First there was a National Stakeholders forum on Youth and Adolescent Sexual Reproductive Health Rights (SRHR) & HIV which brought together parents, teachers, education policy makers, sexual and reproductive health professionals, law enforcement officers and the youth themselves who engaged in a conversation on these grave matters that are oftentimes overlooked or abdicated. They tried to find solutions on how to handle these issues.
The members of the jury of which I was part, formed a panel that presented the issues we observed from the submissions. Incidentally, the theme of this year’s International Day of the youth was “Youth and Mental Health” under the slogan ‘Mental Health Matters’.
Top on the observations was parental contribution and especially the African fathers and male figure to the well being of the youth. The manner of upbringing determines the mental state of many young people. In reality, more young people today are grappling with depression related conditions. Most of the scripts depicted the African male as hostile and the woman as a helpless victim.
The dialogues arising from these issues were heated and the forum gave a platform for young people to ask pertinent questions concerning their sexuality, with parents who were present. It emerged that some parents shy away from discussing sexuality with their children due to the African traditional society setting.
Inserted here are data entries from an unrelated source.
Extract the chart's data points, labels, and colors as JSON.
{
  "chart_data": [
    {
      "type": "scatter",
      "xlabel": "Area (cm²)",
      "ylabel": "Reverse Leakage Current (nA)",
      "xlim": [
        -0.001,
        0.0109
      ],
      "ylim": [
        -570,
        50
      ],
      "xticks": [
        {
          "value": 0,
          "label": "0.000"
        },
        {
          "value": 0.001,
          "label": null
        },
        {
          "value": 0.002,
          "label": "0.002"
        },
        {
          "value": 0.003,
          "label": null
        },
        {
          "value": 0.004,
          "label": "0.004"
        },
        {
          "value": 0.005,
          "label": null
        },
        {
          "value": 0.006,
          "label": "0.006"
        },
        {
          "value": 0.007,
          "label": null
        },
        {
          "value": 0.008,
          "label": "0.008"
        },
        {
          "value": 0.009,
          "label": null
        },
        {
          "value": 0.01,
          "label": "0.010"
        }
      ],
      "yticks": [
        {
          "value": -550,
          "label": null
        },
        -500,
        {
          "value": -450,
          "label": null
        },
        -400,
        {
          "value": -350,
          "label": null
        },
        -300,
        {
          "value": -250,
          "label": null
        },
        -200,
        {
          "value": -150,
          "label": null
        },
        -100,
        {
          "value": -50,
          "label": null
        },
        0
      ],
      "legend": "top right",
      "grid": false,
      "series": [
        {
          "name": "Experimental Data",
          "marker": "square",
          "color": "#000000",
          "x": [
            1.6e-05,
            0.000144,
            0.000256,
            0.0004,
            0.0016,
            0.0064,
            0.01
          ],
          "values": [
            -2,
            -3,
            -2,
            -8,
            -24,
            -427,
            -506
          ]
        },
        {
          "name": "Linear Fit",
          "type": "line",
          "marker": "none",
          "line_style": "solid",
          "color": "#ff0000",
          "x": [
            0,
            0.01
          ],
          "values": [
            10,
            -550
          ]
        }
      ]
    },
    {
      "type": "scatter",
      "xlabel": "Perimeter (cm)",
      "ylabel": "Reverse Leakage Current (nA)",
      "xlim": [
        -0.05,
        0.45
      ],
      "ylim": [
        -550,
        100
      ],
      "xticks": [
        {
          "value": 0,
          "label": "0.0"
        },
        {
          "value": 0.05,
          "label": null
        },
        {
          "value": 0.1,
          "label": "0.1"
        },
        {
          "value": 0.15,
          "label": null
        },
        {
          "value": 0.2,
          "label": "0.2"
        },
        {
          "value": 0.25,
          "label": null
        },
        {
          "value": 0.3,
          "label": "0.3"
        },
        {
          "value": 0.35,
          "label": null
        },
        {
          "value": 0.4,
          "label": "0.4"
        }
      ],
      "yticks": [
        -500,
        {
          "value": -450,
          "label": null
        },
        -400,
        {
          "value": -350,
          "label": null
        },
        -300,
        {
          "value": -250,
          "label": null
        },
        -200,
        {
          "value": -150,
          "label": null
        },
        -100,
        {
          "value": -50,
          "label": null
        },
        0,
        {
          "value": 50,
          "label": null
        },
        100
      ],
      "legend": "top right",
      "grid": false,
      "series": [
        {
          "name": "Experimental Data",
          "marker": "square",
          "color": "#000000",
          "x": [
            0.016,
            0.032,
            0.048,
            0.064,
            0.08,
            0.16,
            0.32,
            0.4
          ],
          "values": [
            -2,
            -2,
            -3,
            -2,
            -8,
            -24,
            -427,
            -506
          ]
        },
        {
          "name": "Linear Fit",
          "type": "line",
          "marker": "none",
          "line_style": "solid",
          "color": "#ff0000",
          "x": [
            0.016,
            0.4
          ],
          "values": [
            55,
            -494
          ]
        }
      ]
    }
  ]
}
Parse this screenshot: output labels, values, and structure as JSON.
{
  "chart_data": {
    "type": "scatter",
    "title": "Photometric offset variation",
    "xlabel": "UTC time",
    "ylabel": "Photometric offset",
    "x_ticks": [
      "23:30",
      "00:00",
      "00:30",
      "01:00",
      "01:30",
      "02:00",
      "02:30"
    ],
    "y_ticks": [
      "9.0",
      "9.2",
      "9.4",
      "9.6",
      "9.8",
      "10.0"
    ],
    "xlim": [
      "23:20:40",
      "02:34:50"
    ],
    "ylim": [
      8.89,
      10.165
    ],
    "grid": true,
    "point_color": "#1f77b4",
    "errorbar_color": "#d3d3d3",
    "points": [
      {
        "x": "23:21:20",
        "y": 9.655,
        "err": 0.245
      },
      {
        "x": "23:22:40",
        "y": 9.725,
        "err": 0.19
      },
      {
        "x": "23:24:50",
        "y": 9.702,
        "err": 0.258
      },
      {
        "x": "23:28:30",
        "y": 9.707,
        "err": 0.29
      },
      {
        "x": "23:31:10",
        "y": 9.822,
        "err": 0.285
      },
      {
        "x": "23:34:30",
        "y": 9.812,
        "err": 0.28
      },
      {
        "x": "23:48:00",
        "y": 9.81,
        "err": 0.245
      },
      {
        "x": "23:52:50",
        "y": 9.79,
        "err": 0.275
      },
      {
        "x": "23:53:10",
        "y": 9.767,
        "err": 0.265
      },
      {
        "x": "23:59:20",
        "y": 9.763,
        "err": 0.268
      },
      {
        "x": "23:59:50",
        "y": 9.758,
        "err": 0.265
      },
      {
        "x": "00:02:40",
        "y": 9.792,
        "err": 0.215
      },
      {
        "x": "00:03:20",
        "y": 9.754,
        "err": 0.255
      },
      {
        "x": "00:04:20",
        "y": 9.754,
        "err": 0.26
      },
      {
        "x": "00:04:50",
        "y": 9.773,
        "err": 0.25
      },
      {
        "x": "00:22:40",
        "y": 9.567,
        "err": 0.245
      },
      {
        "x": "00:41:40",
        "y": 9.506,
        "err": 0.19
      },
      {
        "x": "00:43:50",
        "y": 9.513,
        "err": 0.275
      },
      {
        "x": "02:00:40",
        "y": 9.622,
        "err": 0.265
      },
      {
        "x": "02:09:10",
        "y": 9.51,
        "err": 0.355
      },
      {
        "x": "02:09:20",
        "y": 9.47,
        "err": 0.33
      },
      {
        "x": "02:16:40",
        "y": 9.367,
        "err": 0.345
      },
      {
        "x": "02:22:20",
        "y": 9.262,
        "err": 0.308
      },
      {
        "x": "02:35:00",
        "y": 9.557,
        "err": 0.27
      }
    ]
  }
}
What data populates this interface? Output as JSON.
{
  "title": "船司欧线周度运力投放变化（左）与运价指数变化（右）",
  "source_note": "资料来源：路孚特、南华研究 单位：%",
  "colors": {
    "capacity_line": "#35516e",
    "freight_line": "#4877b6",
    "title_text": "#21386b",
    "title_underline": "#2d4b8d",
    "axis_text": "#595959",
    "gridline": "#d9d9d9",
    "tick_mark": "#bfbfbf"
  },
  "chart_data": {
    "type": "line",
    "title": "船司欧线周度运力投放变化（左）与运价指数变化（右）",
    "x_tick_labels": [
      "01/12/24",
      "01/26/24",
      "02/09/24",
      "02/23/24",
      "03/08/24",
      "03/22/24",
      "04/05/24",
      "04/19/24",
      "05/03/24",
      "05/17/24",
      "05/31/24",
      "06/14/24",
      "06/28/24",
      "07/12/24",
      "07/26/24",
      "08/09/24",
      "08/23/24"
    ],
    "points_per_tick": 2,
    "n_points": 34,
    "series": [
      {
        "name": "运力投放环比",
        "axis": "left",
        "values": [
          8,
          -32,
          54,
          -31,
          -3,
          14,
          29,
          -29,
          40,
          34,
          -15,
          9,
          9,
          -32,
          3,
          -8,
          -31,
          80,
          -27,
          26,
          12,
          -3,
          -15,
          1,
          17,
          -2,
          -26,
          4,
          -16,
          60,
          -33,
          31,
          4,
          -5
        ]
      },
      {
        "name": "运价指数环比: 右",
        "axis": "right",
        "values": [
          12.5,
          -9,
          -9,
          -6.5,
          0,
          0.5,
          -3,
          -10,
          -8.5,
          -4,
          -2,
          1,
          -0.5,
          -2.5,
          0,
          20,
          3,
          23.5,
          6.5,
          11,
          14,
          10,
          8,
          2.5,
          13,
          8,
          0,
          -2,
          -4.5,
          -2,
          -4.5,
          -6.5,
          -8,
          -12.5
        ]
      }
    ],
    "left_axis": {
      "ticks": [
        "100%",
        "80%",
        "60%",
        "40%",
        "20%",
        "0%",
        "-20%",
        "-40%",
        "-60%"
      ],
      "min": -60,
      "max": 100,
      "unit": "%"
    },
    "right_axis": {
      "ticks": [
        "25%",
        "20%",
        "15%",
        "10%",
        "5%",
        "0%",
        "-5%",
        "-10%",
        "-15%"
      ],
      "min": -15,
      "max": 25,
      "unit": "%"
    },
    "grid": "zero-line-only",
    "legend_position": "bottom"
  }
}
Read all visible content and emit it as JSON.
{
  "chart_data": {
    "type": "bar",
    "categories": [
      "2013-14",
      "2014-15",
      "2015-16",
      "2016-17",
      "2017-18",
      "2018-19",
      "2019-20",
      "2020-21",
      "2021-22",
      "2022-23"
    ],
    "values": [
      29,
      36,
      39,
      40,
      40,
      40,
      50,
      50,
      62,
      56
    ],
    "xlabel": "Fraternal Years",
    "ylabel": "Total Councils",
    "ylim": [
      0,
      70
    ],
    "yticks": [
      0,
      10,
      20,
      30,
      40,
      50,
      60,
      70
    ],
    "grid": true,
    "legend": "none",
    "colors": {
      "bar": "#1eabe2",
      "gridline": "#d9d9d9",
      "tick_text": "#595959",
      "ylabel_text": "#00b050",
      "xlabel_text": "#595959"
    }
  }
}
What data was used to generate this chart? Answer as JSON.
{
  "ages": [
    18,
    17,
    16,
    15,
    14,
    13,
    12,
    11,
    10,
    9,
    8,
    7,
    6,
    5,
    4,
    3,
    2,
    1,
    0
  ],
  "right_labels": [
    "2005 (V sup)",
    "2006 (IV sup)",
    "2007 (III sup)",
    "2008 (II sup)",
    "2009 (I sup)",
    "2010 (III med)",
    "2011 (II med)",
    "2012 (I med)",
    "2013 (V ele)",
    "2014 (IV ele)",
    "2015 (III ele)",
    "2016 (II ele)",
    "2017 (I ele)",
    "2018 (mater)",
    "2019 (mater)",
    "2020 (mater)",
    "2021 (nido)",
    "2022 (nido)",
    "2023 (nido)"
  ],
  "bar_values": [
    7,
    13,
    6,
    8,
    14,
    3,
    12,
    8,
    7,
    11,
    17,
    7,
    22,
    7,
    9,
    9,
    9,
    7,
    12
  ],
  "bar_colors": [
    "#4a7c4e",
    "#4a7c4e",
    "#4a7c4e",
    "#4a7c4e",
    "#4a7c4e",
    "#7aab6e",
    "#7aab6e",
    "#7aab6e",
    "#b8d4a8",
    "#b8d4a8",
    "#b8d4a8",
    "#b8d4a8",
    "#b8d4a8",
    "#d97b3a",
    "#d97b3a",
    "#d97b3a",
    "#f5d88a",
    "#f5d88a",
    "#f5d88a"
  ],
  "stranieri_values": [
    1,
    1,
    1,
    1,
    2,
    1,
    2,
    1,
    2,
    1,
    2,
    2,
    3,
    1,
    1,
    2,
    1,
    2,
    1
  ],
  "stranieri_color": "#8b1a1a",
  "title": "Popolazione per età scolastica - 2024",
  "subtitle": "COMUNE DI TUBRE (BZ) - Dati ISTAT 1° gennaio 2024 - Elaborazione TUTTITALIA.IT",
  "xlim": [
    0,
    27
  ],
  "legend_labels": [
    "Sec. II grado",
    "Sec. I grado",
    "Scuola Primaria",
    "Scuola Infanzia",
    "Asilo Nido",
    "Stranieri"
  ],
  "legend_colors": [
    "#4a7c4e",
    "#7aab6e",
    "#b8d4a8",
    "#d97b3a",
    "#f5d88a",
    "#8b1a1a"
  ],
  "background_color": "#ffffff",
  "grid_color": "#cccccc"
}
This was a role taken by grandparents, a role that has been lost over the years with the urbanization of the nuclear family. The parents in turn expect the teachers to take this role while the teachers feel that they have a lot to handle educating these youngsters.
Among the recommendations made were that the school curriculum needed to be revised to accommodate comprehensive age appropriate sexuality education. The parents present acknowledged their failure on their part and recommendations were made on how to improve this.
The afternoon session involved the awarding of the 20 best scripts. Kenyan scripts also competed in the international platform and one of our own, Francis Mutua emerged among the best internationally.
We look forward to next year’s competition for the young people to express their voices again. We also expect a shift in policy and programming to provide relevant sexuality education to young people.